Death, as we have implied in our introductory chapter, inhabits sexuality and organization. It both drives and frustrates desire-it is simultaneously and paradoxically the desired release from desire and the loss against which desire is set. Indeed, in pursuing fulfilment desire actively pursues its own extinction. This inhabitation of death and desire is not simply a pathological variant of the modern imagination but, as Dollimore (1998) argues, a crucial element of the intellectual and imaginative formation of Western culture over 3, 000 years or more. Sievers (1995) has also noted the complicity of organizing with death, organizing being concerned with the punctuation and control of movement, process and change (Chia 1996) to the point at which time might become suspended and the organization itself immortal. Not only are such attempts to stop the clock illusory, but they are only accomplished by activities of division, separation and repression in the name of productivity and progress-activities which are themselves violent.
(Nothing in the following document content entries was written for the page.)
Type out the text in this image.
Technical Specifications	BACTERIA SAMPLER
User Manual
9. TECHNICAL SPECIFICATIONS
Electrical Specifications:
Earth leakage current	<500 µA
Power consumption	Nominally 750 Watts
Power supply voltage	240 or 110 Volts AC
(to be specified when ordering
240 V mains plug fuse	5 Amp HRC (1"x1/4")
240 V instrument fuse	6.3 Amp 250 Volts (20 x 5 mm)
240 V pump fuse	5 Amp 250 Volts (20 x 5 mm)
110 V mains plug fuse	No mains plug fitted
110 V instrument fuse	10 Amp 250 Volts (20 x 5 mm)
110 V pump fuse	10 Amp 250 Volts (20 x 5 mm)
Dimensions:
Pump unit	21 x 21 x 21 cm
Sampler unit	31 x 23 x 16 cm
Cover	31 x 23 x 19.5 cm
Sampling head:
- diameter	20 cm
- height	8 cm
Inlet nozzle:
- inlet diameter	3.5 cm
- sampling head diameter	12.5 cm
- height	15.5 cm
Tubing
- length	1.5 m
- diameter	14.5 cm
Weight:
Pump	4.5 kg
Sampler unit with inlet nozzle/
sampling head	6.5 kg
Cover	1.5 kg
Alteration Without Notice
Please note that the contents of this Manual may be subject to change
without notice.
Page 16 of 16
Chia (1996-also see Cooper 1989; Linstead and Grafton Small 1992) has noted with Derrida that the ordering and spacing strategies which produce our sense of organization are themselves linguistic practices-more specifically, practices of writing, of inscribing experience. Language must exclude and repress that which it does not seek to express, and in doing this it does violence to the flow of the process of experience, and creates a residual element which is always outside it, but always present. As Lecercle (1990) puts it, the significance of language lies powerfully in the way in which it inscribes violence into the ways in which we think about and represent experiential reality-into consciousness itself. Violence, then, is woven deeply into both the practice of organizing and our experience of organization, yet it is only rarely acknowledged as such. But for men in particular the experience of violence-ontically the world experienced as ‘violent’-is an even more powerful shaping force on identity Although violence signifies death, it is pressed into the service of desire, making them what they are taught to feel they must be, shaping the world and the Other to their will. Where weakness is encountered as an interiority it is violently suppressed and cast out, resulting in a self-obsession which psychoanalysis would regard as narcissism. Yet those who suffer at the hands of violent narcissists often violently

repress their own emotions towards violence, control, discipline and power, and lose the ability to respond naturally to events around them, social, organizational or erotic. Violence towards others may even be a consequence of such narcissism. While we need to be able to recognize and come to terms with the paradoxes of sexuality and power, death and desire, love and suffering, violent experiences may pervert our ability to do this.